I totally forgot to put my Levo dose on the main post. So I take 75mcg and 50mcg on alt days. It was increased from only 50mcg daily when I had the TSH of 25.
I know it’s so frustrating isn’t it. I feel like I’m back to square one. But I’m determined to help myself now. I have to push to be healthy. Took me a while to accept that fact x
Also ....guidelines by weight might help push for dose increase
Even if we don’t start on full replacement dose, most people need to increase dose slowly upwards in 25mcg steps (retesting 6-8 weeks after each increase) until on full replacement dose
Consider starting levothyroxine at a dosage of 1.6 micrograms per kilogram of body weight per day (rounded to the nearest 25 micrograms) for adults under 65 with primary hypothyroidism and no history of cardiovascular disease.
Hashimoto's frequently affects the gut and leads to low stomach acid and then low vitamin levels
Low vitamin levels affect Thyroid hormone working
Poor gut function can lead leaky gut (literally holes in gut wall) this can cause food intolerances. Most common by far is gluten. Dairy is second most common.
According to Izabella Wentz the Thyroid Pharmacist approx 5% with Hashimoto's are coeliac, but over 80% find gluten free diet helps, sometimes significantly. Either due to direct gluten intolerance (no test available) or due to leaky gut and gluten causing molecular mimicry (see Amy Myers link)

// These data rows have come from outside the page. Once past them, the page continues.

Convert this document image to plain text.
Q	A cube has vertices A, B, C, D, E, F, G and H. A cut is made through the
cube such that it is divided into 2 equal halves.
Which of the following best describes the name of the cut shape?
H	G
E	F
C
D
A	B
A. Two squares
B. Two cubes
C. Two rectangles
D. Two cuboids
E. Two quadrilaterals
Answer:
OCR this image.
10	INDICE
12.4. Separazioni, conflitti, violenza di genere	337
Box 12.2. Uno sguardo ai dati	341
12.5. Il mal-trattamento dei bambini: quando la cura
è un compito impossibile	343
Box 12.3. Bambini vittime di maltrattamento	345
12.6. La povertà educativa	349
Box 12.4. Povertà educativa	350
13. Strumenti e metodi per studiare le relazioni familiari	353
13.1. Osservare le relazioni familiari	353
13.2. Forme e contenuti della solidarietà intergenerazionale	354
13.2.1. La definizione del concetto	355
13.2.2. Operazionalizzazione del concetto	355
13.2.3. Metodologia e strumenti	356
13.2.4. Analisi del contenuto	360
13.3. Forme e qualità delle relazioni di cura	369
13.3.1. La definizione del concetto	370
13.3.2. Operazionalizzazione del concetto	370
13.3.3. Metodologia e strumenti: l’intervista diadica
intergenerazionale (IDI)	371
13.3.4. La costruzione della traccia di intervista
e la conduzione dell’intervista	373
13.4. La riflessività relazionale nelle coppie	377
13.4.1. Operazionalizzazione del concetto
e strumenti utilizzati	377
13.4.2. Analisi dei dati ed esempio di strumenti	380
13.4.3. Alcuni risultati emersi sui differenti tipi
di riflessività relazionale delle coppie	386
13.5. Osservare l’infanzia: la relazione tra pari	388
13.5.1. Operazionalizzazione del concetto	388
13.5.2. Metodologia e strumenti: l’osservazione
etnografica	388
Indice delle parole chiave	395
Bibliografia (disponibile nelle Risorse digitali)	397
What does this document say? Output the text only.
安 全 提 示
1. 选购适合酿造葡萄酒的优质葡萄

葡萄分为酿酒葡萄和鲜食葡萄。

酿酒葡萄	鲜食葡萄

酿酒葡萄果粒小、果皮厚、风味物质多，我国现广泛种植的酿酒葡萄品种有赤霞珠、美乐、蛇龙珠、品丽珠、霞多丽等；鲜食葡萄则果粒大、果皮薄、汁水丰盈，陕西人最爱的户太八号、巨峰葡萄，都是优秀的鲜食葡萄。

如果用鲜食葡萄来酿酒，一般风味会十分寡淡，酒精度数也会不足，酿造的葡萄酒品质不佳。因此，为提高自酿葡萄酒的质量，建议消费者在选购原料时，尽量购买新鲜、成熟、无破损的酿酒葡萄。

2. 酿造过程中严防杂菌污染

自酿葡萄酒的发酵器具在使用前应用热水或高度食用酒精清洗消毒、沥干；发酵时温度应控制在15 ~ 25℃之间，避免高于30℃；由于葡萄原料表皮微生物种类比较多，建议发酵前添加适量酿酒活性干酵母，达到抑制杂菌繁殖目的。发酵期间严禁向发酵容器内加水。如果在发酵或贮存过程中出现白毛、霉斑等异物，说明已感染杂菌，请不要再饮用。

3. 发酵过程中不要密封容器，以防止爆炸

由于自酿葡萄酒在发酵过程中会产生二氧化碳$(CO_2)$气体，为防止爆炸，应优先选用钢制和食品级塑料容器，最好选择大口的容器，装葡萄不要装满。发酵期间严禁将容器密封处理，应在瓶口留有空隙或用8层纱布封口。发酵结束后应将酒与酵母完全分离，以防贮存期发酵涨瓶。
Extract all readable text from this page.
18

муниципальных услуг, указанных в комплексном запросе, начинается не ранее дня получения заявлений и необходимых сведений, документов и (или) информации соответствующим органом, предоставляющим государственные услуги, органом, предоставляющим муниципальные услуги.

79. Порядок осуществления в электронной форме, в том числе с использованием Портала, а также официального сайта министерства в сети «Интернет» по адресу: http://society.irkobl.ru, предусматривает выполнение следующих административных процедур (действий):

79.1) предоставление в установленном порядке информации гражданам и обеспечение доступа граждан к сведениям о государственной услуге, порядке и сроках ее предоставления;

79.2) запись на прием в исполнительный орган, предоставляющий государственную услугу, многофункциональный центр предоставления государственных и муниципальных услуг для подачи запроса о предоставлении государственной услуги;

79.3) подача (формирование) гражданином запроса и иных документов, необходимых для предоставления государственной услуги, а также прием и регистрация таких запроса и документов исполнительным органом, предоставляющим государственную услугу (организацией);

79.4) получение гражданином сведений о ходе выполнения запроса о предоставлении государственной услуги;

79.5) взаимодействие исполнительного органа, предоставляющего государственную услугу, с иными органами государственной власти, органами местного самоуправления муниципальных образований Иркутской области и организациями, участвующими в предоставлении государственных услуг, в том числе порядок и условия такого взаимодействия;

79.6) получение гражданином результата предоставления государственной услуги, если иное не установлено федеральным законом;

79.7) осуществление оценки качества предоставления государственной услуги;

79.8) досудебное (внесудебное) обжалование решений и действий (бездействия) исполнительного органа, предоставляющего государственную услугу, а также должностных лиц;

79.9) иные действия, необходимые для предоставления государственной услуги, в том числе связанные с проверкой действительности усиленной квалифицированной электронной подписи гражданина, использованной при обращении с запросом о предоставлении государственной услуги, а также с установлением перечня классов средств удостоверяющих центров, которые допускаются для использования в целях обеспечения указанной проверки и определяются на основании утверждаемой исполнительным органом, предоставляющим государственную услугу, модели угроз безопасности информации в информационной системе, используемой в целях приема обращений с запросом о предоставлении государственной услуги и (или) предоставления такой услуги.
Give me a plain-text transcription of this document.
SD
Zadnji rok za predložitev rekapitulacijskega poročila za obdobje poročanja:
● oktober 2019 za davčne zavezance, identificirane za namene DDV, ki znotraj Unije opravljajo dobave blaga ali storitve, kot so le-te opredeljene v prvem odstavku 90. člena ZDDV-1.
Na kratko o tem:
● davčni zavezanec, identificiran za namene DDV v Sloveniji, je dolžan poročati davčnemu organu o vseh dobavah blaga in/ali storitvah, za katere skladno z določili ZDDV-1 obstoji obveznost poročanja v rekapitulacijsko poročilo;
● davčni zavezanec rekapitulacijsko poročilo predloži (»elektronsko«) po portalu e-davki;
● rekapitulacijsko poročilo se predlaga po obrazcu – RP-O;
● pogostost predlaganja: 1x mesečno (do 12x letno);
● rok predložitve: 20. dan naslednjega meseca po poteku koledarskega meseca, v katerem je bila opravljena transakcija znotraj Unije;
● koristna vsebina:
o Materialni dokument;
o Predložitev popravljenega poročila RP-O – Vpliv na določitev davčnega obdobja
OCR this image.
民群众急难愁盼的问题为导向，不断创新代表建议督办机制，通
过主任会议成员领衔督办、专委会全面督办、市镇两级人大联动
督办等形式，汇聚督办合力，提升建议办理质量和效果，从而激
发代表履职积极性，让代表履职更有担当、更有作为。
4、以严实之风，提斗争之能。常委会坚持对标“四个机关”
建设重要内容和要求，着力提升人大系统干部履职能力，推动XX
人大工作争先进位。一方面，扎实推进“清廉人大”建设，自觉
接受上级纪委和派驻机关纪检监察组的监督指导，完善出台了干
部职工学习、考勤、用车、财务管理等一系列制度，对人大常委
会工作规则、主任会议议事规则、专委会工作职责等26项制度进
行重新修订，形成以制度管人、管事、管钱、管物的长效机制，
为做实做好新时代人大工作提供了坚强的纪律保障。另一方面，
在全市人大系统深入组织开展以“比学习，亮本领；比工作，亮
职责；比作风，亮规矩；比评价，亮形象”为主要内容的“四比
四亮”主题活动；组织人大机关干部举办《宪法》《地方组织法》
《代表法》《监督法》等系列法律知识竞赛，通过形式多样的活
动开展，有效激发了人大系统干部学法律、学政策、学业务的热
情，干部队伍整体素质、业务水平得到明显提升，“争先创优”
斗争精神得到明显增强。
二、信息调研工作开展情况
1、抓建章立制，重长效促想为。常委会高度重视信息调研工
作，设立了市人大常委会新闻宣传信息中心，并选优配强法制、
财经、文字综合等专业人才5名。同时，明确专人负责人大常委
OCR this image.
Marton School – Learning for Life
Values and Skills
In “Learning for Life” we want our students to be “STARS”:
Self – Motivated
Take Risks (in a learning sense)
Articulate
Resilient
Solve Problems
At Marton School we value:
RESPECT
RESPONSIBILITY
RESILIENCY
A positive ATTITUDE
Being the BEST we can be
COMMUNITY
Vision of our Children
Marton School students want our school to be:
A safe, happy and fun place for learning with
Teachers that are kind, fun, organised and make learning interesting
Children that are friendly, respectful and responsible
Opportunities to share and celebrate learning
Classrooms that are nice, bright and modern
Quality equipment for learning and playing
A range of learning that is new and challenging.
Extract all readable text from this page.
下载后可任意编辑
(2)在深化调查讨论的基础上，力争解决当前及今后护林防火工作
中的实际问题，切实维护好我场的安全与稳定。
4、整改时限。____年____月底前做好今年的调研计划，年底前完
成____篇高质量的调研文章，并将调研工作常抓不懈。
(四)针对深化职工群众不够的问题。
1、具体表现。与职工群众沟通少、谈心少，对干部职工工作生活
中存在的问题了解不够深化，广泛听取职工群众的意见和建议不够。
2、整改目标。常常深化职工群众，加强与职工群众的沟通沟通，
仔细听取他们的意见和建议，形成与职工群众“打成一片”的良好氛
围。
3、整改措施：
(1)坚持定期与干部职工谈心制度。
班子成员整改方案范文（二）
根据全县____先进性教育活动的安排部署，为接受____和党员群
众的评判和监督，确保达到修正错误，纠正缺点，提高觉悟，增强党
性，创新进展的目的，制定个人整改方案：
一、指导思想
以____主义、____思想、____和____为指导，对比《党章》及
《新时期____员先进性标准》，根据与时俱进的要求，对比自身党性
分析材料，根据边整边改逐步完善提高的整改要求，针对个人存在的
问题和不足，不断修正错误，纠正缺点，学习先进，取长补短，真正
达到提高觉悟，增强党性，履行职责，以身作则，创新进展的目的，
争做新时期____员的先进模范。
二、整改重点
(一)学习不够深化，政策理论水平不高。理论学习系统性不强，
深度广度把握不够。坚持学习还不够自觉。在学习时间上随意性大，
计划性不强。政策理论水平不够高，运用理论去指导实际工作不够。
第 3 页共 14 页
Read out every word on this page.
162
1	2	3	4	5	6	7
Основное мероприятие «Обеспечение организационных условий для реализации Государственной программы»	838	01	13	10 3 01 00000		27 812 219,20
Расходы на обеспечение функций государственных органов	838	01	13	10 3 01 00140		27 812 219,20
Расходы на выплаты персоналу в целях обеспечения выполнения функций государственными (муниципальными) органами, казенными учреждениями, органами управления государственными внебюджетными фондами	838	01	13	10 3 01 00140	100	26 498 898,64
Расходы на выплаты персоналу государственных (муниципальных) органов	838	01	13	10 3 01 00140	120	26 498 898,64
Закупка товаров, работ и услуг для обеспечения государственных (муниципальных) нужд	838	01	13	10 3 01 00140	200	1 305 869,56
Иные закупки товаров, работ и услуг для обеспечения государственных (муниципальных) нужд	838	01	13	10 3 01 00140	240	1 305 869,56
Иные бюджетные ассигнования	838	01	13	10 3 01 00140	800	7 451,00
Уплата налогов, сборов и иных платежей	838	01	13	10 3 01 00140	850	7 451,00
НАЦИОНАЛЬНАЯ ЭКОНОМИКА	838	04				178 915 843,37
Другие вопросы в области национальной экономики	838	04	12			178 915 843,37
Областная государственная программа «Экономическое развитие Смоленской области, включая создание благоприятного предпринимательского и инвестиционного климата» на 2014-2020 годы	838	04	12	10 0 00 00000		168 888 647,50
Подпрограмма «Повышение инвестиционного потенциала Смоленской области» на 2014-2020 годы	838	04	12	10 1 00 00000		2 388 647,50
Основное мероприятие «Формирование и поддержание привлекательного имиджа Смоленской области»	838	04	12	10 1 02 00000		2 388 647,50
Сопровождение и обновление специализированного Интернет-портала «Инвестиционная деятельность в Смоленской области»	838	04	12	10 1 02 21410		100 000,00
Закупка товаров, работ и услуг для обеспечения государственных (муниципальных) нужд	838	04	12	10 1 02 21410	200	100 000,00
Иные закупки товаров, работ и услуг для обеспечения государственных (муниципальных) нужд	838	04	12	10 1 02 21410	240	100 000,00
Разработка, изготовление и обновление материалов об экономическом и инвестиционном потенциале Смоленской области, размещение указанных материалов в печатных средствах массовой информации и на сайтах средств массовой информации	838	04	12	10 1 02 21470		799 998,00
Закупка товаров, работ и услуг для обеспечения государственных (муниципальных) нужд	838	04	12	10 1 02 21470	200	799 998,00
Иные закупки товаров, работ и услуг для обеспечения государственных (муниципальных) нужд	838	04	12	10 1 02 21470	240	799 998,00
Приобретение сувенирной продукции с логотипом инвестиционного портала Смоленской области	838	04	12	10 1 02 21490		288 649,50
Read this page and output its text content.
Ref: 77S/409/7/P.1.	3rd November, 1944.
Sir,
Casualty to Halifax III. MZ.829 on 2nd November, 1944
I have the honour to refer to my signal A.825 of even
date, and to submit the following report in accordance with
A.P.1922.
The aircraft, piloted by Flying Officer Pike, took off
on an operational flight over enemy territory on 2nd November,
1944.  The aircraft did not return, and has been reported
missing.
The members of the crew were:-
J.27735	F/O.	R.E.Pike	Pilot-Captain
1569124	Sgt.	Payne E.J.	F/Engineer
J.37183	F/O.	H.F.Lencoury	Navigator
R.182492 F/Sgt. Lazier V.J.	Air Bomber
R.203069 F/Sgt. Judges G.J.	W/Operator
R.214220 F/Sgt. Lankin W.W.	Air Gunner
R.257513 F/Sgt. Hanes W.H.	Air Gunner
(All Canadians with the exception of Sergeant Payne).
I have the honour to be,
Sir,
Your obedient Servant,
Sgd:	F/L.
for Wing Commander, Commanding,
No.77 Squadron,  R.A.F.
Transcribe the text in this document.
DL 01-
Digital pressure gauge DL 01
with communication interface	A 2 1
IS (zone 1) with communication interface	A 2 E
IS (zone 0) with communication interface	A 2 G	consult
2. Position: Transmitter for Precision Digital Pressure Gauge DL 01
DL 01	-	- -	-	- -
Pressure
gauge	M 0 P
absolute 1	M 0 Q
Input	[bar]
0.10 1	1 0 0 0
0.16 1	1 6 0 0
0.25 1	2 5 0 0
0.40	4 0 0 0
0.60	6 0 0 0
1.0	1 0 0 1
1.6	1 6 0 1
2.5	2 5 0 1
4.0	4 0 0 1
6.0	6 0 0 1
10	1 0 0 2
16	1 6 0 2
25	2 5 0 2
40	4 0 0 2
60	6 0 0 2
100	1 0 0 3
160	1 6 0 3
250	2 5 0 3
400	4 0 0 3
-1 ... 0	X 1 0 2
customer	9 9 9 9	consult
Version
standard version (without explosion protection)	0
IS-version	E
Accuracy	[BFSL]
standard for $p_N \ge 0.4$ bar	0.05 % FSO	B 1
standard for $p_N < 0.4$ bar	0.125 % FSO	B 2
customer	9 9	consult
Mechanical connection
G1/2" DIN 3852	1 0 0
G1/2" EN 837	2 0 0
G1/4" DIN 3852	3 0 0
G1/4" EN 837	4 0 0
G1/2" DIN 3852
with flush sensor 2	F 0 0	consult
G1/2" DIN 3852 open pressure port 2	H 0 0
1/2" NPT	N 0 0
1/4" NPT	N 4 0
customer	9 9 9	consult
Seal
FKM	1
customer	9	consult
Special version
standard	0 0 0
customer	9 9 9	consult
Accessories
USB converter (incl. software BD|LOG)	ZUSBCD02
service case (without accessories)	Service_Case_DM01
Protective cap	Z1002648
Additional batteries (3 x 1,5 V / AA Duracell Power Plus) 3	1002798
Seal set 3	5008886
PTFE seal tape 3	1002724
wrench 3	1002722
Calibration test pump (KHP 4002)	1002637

Changing to a strictly gluten free diet may help reduce symptoms, help gut heal and slowly lower TPO antibodies
While still eating high gluten diet ask GP for coeliac blood test first or buy test online for under £20, just to rule it out first
Assuming test is negative you can immediately go on strictly gluten free diet
(If test is positive you will need to remain on high gluten diet until endoscopy, maximum 6 weeks wait officially)
Trying gluten free diet for 3-6 months. If no noticeable improvement then reintroduce gluten and see if symptoms get worse
I have started to make gluten free choices but I know I need to be strict for it to have any effect. Need to look into this a lot more to get it right.